I was met outside the Post-Human Services synagogue by two armored Hyundai Persimmon jeeps sporting enormous hood-mounted weaponry, probably leftovers from our ill-fated Venezuelan adventure. Our expedition leader seemed to be of Venezuela vintage as well, one Major J. M. Palatino of Wapachung Contingency, a small but powerfully put-together man smelling of middle-class cologne and horses. He surveyed me with professional eyes, quickly concluded that I was soft and in need of protection, slapped his sides militarily, and introduced his team of two young armed guys, both remnants of the Nebraskan National Guard, one missing the better half of his hand.

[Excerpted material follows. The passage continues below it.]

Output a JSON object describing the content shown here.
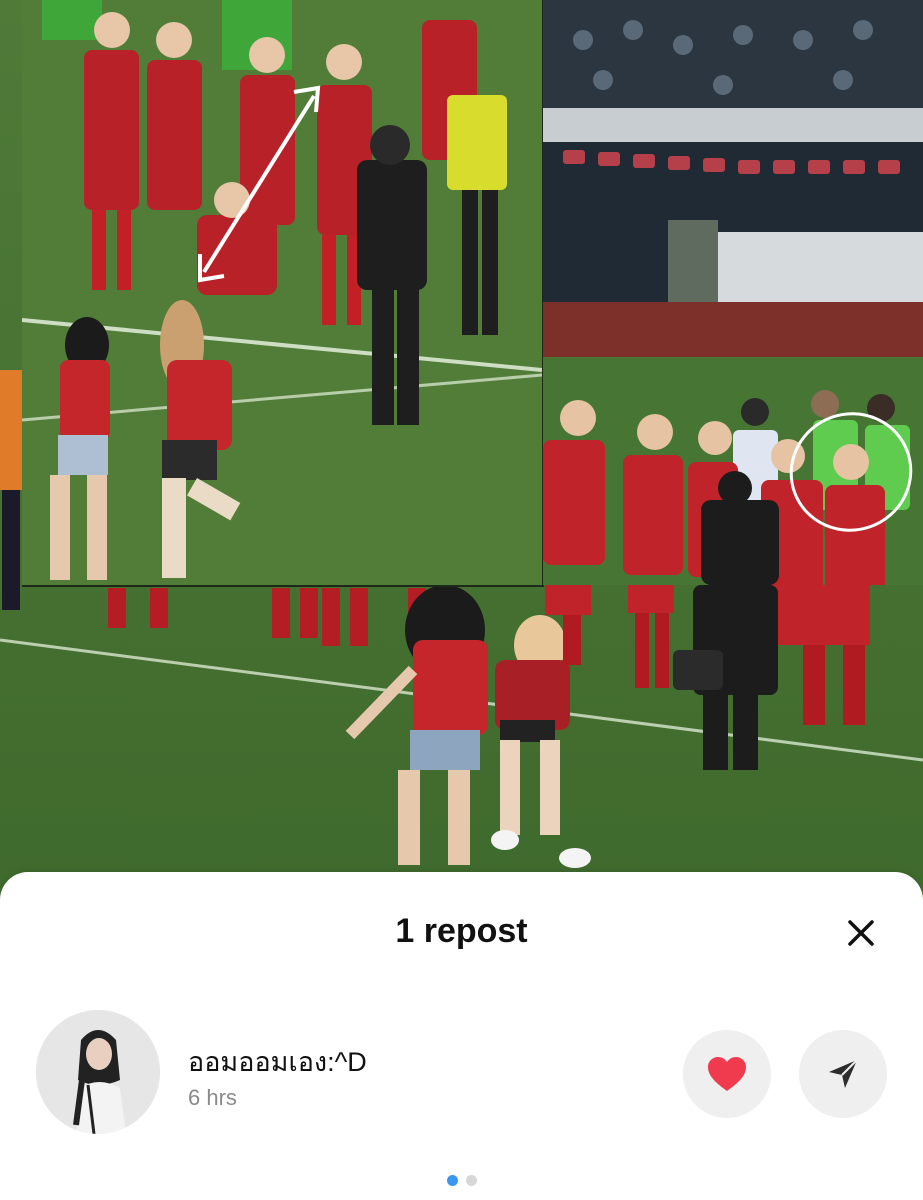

“Here’s the game plan,” Palatino said. “We follow the major arteries and hope there haven’t been any flare-ups along the way. We’re talking about I-495 here, the old Long Island Expressway. Don’t expect much trouble there. Then we swing over to the Northern and Wantagh Parkways. That could be trickier, depending on who’s in charge at this point in the day.”
“I thought that would be us,” I said.
“There’s still sporadic enemy-combatant activity after Little Neck. Nassau warlords fighting Suffolk warlords. Ethnic stuff. Salvadorans. Guatemalans. Nigerians. Got to tread lightly. Anyway, we’re armed to the teeth here, so no worries. We’ve got a heavy.50-caliber M2 Browning machine gun on the lead vehicle and AT4 anti-armor on both. Nothing even comes close out there. Expect we’ll be in Westbury at 1400 hours.”
“Three hours to drive thirty miles?”
“I didn’t create this world, sir,” Palatino said. “I’m just along for the ride. We’ve got Oslo Delight sandwiches for you in the back. You cool with lingonberry jam? Enjoy.”
At the entrance to the expressway, Wapachung troops were screening cars for weapons and contraband, throwing unlucky five-jiao men on the ground, and prodding them with weapons, the whole scene oddly quiet and methodical and reminiscent of the near-distant past. “It’s like the American Restoration Authority out here,” I said to the major. “Nothing’s changed but the uniforms.”
“You don’t just disband a force overnight,” Palatino said. “We’d have a situation like out in Missouri.”
“What’s in Missouri?” I asked.
He waved his hand at me as if to say: It’s better not to know. We turned our backs on Manhattan and rolled past the ugly gigantism of LeFrak City, a collection of buildings that, with their rows of balconies on both ends, resembled soot-covered accordions. These housing projects were riddled with Russian immigrants, and my parents had always thought that one more step down on the economic ladder would bring us directly to LeFrak, where, according to my mother, we would all be killed. She was something of a seer, Galya Abramov.
The grounds of the LeFrak development were littered with homemade tents. People were lying on mattresses on a pedestrian overpass, the acrid smell of bad meat being grilled wafting down below. As we passed LeFrak City (“Live a Little Better” its heartfelt mid-twentieth-century motto), the Manhattan-bound side of the Long Island Expressway became an endless jumble of cars slowly maneuvering around men, women, and children of all possible persuasions compliantly carting their belongings in suitcases and shopping trolleys. “Lots of folks going west,” Palatino said, as we crawled forward past a gaggle of poor middle-class cars, tiny Samsung Santa Monicas and the like, children and mothers huddled over one another in back. “The closer to the city, the better. Even if you have to work a five-jiao line. Work is work.”